The data published today, May 22, showed dairy products were up 18.4%, and other food products including bread and confectionary rose 5.7%, over the year.

However, the wholesale price index was down 0.7% on a monthly basis despite an increase of 1.9% in meat and meat products, with a decrease of 2.7% in basic pharmaceuticals depressing the index.

The collection of producer and wholesale prices for the calculation of the index, published on a monthly basis, is used as a short-term indicator of the business cycle.

According to the figures, the monthly price index for exports and for home sales was down 0.6% and 1%, respectively, although the annual index on exports was up 1.6% due to currency fluctuations.

The data coincides with fresh volatility in the foreign exchange markets, with the British pound dropping below US$1.30 earlier today amid uncertainty over the UK general election next month.

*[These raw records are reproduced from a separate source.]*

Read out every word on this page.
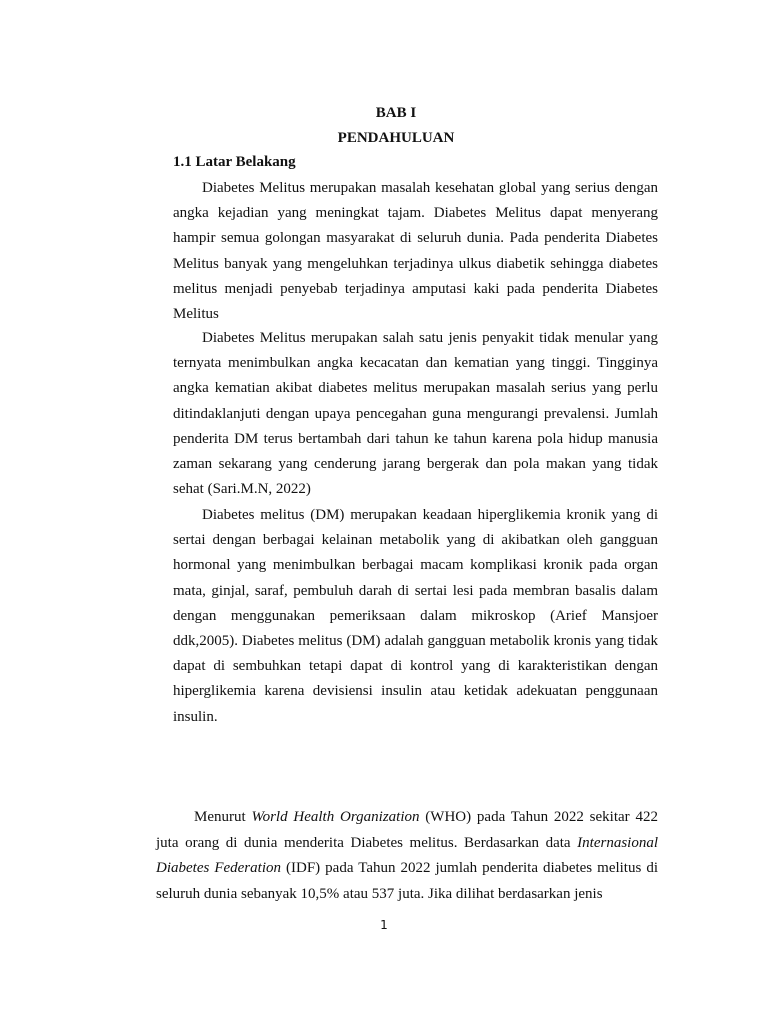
BAB I

PENDAHULUAN

1.1 Latar Belakang

Diabetes Melitus merupakan masalah kesehatan global yang serius dengan angka kejadian yang meningkat tajam. Diabetes Melitus dapat menyerang hampir semua golongan masyarakat di seluruh dunia. Pada penderita Diabetes Melitus banyak yang mengeluhkan terjadinya ulkus diabetik sehingga diabetes melitus menjadi penyebab terjadinya amputasi kaki pada penderita Diabetes Melitus

Diabetes Melitus merupakan salah satu jenis penyakit tidak menular yang ternyata menimbulkan angka kecacatan dan kematian yang tinggi. Tingginya angka kematian akibat diabetes melitus merupakan masalah serius yang perlu ditindaklanjuti dengan upaya pencegahan guna mengurangi prevalensi. Jumlah penderita DM terus bertambah dari tahun ke tahun karena pola hidup manusia zaman sekarang yang cenderung jarang bergerak dan pola makan yang tidak sehat (Sari.M.N, 2022)

Diabetes melitus (DM) merupakan keadaan hiperglikemia kronik yang di sertai dengan berbagai kelainan metabolik yang di akibatkan oleh gangguan hormonal yang menimbulkan berbagai macam komplikasi kronik pada organ mata, ginjal, saraf, pembuluh darah di sertai lesi pada membran basalis dalam dengan menggunakan pemeriksaan dalam mikroskop (Arief Mansjoer ddk,2005). Diabetes melitus (DM) adalah gangguan metabolik kronis yang tidak dapat di sembuhkan tetapi dapat di kontrol yang di karakteristikan dengan hiperglikemia karena devisiensi insulin atau ketidak adekuatan penggunaan insulin.

Menurut World Health Organization (WHO) pada Tahun 2022 sekitar 422 juta orang di dunia menderita Diabetes melitus. Berdasarkan data Internasional Diabetes Federation (IDF) pada Tahun 2022 jumlah penderita diabetes melitus di seluruh dunia sebanyak 10,5% atau 537 juta. Jika dilihat berdasarkan jenis

1
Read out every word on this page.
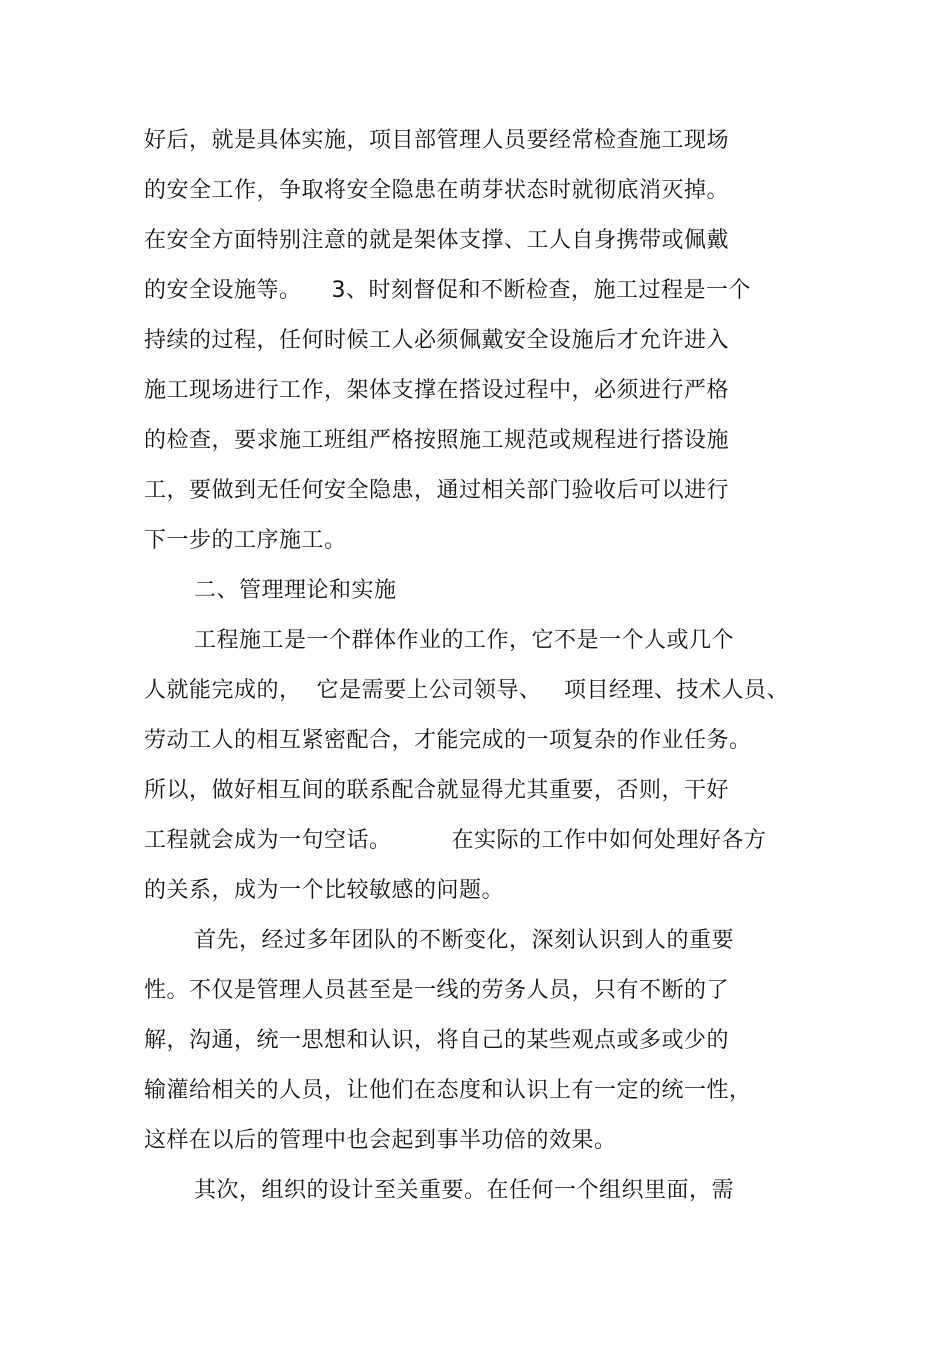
好后，就是具体实施，项目部管理人员要经常检查施工现场
的安全工作，争取将安全隐患在萌芽状态时就彻底消灭掉。
在安全方面特别注意的就是架体支撑、工人自身携带或佩戴
的安全设施等。    3、时刻督促和不断检查，施工过程是一个
持续的过程，任何时候工人必须佩戴安全设施后才允许进入
施工现场进行工作，架体支撑在搭设过程中，必须进行严格
的检查，要求施工班组严格按照施工规范或规程进行搭设施
工，要做到无任何安全隐患，通过相关部门验收后可以进行
下一步的工序施工。
二、管理理论和实施
工程施工是一个群体作业的工作，它不是一个人或几个
人就能完成的，  它是需要上公司领导、   项目经理、技术人员、
劳动工人的相互紧密配合，才能完成的一项复杂的作业任务。
所以，做好相互间的联系配合就显得尤其重要，否则，干好
工程就会成为一句空话。        在实际的工作中如何处理好各方
的关系，成为一个比较敏感的问题。
首先，经过多年团队的不断变化，深刻认识到人的重要
性。不仅是管理人员甚至是一线的劳务人员，只有不断的了
解，沟通，统一思想和认识，将自己的某些观点或多或少的
输灌给相关的人员，让他们在态度和认识上有一定的统一性，
这样在以后的管理中也会起到事半功倍的效果。
其次，组织的设计至关重要。在任何一个组织里面，需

Figures published last week showed currency pressures caused by Brexit have already constrained growth in exports to the UK, with a decline in demand for Irish food products the primary reason for the slump.

Last week, data from the European Commission showed butter prices across Europe reached a record high, with wholesale averages of €439 per 100kg.

Meanwhile, Ornua CEO Kevin Lane pledged to “guard” milk prices at 28-32c/L in a bid to overcome an extended period of volatility after the company posted “a strong trading performance” in 2016.

And, at a meeting last week, the board of Dairygold decided to hold its milk price at 31.5c/L, including VAT, for milk produced during the month of April. The company last raised its milk price by 1c/L in January.